There is quite a bit to like in the setting. The peoples are elves or goblins, with no homo sapiens in sight. While both have a largely human appearance and emotions, there are some nice little alien touches, like having to control the movements of your ears to avoid giving away your emotions. The tech level is higher than is often the case for high fantasy, but the introduction of steampunk elements such as airships into a medieval environment didn't feel out of place (World of Warcraft has a lot to answer for). The social structure of the Elflands is unusually elaborate for an American novel, with class distinctions very much in place. Although the story is set entirely in the environs of the Court, the lives and concerns of minorities and the poor are given an airing. The characterisation is strong - Maia is a little too good to be true (particularly as a barely-post-adolescent teenager), but shows just enough fallibility to be interesting.

However, the world-building is seriously incomplete and unbalanced.
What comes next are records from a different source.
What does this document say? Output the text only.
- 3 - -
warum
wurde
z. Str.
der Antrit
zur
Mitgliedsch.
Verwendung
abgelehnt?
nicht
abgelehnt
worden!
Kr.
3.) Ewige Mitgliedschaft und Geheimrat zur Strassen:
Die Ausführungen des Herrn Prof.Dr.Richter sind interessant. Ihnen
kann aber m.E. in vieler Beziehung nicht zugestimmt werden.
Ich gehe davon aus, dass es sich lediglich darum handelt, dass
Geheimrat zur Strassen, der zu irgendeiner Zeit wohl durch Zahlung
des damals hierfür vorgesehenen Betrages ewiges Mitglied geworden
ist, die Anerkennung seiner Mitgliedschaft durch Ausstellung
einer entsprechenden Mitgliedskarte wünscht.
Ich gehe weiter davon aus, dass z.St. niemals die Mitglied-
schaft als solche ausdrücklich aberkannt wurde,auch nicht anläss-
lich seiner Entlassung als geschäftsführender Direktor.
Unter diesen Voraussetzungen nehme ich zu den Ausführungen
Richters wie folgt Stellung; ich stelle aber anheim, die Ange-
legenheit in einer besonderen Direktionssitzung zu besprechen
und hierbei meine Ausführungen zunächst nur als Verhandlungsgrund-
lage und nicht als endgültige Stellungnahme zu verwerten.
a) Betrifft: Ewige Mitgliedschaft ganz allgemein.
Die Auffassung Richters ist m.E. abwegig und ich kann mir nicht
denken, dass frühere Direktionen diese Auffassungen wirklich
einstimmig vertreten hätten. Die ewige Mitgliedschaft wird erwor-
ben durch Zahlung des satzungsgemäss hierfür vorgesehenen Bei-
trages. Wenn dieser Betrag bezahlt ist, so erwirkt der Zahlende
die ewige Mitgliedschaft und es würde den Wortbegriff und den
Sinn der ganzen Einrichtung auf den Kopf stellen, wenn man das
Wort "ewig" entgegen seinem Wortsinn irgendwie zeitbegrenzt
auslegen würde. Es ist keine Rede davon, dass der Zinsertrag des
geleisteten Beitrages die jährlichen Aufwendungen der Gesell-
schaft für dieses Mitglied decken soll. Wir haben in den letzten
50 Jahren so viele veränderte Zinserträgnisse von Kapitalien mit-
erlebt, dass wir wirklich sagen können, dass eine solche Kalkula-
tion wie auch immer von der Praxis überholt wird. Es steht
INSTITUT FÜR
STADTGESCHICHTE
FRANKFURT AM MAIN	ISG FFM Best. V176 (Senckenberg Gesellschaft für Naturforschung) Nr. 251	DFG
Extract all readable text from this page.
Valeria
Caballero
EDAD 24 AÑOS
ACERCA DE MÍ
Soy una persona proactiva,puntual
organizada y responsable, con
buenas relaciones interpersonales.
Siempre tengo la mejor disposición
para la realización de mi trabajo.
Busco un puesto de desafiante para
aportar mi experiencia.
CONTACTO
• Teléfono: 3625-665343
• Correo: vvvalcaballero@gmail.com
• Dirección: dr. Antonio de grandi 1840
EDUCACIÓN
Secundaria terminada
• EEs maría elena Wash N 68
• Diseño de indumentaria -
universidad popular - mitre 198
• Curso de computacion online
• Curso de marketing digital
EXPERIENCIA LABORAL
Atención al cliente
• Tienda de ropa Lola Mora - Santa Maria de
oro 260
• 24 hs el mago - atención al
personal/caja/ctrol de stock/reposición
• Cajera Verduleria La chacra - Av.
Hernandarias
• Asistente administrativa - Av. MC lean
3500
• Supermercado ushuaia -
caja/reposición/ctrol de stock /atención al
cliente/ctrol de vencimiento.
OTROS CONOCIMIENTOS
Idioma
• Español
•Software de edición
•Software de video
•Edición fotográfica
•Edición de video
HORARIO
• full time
Addison's approach is clearly modelled on Tolkien's, with a strong emphasis on philology, but Tolkien also had detailed maps and hundreds of pages of stories and legends. Here, history and geography are vague. There have been 208 Emperors of the Elflands, so thousands of years of history, but we get no sense of the major historical events and how they impact the present. Some basic questions are never answered. Who or what founded the Elflands and Barizhan (the goblin kingdom)? Presumably there have been wars - what happened and what were the consequences?

Likewise with geography. How big are the Elflands? Where are the seas? Various outer provinces governed by rebellious lords are mentioned - where are they and how long does it take for messages to get to and fro? Do they control access to important resources? A simple map would have sufficed to answer all these questions. As it is, the reader is left with them nagging at the back of their mind.

Religion is described as important, but the gods and the beliefs about them are mostly ill-characterised. The religious leaders appear to be apolitical, which is both unconvincing and a missed opportunity to add another dimension to the court politics.

Where Addison does go to town on the world-building, she goes too far. There are over a thousand foreign names, some of them very similar-sounding and hard to remember. The spelling and pronunciation rules are consistent, which is welcome, but the guide that explains them is at the back of the book rather than being an introduction. It was irritating to discover I had been mentally mispronouncing the names of several of the characters.

There is an interesting attempt to convey status using modes of speech, but as modern English does not support such distinctions, it comes at the expense of clarity and elegance of prose. The royal "we" is used for formal speech, "thee" and "thou" for family members and close confidantes, and "you" for everything else. The mode sometimes switches several times in one chapter and is confusing and hard to read, particularly for non-Quaker British readers for whom "thee" and "thou" have the formal connotations of the King James Bible.

Similarly for the characterisation. Addison has tried to reproduce the complexity of a mediaeval court, but this means that there are dozens of minor characters who are little more than a name and a single defining characteristic. I was very glad I could use the lookup function on my e-reader to keep track of who was who. This vagueness extends to the villains, who are utterly unmemorable. Maia himself is too nice and deferential to social convention to be much of an active protagonist. As a result, the plot is high on talk and low on things happening. There are only two sequences that could even vaguely be described as action.

So all in all, an interesting and unusual take on high fantasy, but lacking in some important respects. Copying Tolkien's approach to world-building is a good way for a new fantasy writer to start, but Addison still has a lot to learn from him.